Fortunately, when you connect hardware, the drivers are also (automatically) installed for this. Provided the hardware is suitable for Windows 10 of course.

Browser lack

Also, the Windows 10 (Edge) browser is far from ready for the task as the default browser. I miss synchronization with my other devices, a wide range of extensions and it is functionally rather limited. And as fast and economical as Microsoft claims (compared to other browsers in Windows 10), I simply don't experience Edge.

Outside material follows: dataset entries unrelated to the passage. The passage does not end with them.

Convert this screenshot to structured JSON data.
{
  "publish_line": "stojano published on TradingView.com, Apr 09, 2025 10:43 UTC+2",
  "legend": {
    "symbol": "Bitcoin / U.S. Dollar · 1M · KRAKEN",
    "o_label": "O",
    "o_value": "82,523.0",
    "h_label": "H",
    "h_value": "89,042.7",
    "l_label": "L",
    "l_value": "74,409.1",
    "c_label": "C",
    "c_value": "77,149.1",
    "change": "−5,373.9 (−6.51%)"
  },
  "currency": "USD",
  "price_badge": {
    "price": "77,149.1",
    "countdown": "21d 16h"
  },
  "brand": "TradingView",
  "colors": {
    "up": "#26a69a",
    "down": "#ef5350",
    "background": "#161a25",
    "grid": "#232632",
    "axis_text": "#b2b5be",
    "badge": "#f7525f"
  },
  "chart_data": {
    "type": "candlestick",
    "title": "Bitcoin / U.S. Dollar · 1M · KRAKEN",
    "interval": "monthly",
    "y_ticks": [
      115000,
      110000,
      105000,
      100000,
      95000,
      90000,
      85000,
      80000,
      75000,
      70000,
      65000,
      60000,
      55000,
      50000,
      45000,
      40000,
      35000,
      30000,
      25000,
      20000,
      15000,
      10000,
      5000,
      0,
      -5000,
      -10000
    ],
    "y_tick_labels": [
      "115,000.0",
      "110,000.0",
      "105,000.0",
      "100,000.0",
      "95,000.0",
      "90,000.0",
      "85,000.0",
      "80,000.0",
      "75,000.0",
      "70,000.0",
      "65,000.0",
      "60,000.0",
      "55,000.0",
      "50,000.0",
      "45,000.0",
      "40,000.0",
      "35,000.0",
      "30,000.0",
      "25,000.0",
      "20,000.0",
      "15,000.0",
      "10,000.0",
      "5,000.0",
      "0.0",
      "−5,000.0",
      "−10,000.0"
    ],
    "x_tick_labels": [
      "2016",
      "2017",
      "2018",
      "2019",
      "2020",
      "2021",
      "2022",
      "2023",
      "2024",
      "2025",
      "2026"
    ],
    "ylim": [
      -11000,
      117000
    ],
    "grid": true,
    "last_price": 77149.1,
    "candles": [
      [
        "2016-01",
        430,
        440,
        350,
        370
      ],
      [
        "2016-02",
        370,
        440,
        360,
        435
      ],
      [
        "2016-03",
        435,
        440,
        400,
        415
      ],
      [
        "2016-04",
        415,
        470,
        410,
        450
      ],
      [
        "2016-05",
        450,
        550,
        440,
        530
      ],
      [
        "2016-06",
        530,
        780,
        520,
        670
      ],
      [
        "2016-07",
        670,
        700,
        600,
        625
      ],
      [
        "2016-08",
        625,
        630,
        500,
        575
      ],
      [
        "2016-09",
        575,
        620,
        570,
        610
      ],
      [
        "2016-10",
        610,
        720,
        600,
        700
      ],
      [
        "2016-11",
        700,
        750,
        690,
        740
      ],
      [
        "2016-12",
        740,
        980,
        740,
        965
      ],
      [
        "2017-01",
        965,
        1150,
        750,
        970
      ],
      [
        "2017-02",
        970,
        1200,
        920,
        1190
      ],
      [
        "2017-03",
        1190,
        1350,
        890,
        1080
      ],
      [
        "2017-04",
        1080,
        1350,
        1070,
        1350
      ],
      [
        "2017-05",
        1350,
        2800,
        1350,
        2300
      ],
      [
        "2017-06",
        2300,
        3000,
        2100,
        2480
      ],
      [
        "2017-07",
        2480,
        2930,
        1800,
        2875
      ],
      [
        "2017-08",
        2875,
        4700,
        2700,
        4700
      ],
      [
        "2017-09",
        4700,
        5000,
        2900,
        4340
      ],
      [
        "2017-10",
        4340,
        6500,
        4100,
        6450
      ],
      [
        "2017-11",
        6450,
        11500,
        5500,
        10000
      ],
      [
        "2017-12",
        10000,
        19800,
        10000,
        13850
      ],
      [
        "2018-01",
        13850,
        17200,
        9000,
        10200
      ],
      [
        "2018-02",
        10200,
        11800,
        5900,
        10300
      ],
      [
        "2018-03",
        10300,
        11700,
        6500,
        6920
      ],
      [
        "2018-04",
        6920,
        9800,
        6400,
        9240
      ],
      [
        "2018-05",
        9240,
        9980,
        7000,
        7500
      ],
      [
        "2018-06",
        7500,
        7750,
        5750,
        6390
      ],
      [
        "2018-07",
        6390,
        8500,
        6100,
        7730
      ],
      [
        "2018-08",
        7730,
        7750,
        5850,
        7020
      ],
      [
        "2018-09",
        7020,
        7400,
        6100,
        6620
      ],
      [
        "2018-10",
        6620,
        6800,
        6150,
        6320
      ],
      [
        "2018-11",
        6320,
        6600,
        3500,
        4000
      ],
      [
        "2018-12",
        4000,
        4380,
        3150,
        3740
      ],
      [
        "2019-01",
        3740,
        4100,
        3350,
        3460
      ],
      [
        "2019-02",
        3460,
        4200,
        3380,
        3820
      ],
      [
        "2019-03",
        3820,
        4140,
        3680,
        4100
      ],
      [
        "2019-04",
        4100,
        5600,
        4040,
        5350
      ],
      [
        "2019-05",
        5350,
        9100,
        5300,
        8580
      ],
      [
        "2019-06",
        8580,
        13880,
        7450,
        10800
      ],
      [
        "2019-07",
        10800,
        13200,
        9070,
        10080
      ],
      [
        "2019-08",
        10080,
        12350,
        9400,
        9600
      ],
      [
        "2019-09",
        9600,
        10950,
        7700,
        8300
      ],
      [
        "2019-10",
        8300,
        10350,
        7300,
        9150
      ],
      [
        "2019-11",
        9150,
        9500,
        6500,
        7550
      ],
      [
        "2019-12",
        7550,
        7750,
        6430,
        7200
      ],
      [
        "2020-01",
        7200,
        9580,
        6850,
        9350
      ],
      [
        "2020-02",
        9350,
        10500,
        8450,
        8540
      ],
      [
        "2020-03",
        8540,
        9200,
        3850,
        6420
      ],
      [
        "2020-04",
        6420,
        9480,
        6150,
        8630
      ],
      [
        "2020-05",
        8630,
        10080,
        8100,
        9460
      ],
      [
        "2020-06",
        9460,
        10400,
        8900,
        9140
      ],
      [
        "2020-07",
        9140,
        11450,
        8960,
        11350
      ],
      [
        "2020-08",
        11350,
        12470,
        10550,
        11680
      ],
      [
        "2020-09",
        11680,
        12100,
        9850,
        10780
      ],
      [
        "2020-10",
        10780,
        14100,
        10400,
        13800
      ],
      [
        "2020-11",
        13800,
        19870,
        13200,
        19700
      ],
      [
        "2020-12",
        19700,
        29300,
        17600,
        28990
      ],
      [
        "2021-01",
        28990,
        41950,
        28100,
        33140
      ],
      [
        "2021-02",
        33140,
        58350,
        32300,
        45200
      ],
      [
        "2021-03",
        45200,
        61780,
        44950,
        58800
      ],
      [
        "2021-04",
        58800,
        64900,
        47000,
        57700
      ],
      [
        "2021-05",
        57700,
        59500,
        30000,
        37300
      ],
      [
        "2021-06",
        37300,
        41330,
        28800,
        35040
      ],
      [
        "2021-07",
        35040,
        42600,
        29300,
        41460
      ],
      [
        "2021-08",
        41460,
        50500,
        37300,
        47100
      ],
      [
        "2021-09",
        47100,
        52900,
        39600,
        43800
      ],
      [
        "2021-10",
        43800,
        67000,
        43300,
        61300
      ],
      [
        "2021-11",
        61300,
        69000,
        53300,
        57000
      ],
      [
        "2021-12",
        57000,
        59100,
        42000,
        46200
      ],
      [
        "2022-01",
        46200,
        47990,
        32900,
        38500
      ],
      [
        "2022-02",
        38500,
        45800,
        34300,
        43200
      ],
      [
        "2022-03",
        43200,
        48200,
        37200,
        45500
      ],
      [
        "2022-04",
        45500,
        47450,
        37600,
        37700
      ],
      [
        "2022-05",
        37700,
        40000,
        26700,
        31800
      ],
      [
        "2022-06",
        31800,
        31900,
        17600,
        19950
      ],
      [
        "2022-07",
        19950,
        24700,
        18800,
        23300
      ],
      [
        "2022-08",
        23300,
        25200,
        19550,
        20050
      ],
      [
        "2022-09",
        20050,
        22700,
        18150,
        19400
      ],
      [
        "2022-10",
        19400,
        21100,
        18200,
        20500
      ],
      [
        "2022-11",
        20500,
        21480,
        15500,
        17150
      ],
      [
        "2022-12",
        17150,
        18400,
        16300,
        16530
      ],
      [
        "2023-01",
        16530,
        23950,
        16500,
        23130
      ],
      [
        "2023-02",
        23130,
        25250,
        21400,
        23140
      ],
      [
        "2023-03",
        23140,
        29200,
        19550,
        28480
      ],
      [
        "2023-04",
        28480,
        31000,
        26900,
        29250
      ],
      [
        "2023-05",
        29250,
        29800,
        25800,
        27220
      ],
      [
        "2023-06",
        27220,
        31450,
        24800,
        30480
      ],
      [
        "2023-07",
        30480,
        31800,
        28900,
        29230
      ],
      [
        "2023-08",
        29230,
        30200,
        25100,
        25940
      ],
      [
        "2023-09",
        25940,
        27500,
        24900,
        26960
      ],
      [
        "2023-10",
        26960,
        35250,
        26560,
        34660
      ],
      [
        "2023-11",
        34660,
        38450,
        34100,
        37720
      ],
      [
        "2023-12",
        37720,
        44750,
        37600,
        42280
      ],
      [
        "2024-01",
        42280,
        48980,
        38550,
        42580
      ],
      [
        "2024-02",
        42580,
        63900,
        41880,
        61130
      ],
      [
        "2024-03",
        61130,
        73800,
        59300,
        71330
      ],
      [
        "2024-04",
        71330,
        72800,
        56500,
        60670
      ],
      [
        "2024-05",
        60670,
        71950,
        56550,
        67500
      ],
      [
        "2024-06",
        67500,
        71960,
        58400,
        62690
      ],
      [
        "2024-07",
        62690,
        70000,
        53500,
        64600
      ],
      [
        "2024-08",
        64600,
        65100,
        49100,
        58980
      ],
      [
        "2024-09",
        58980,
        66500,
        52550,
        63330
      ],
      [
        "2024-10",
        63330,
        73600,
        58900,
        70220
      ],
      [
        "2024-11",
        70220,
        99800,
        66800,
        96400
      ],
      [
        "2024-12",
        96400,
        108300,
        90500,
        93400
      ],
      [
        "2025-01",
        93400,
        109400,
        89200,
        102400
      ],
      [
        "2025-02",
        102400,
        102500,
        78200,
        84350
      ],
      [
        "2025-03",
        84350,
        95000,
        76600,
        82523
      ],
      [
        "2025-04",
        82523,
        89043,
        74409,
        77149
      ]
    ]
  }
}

We also encounter another disadvantage of Windows 10: bloatware. I am not talking about the Microsoft services, which you can expect on a Microsoft operating system. But bloatware such as Candy Crush, March of Empires and Royal Revolt are simply pollution on an operating system for which you as a user have already paid money. This includes the built-in advertising in Windows Spotlight. Users simply pay double in this way.

Target audience

So far a pretty critical story from someone for whom Windows 10 S is not workable. But the operating system is not the goof one might suggest after reading the above words. Anyone who likes to get everything out of their machine will experience the same as I do. But for people who are not so tech-savvy (and therefore often infect their Windows system with malware), employees who have limited administrative access rights, and students who need a fast and energy-efficient device for Office, Windows 10 S is a great choice. After all, little can go wrong due to the limited installation rights.


Those who work with Windows for years will have to get used to Windows 10 S. You simply miss the freedom to install all kinds of useful programs. But there is certainly a target group for it, Chrome OS has already proven that, because you can actually compare it better with that, instead of a full-fledged Windows version. Still, I don't think the time is right for Windows 10 S. Too much responsibility is placed on a browser that is much too limited and an application store that falls seriously short.


Have you (bought) a system with Windows 10 S on it? Then you can upgrade it to a full Windows version. This doesn't require a full reinstall, so you won't lose any data. Until 2018 you can do this for free. After that you have to make the cut: 79 euros.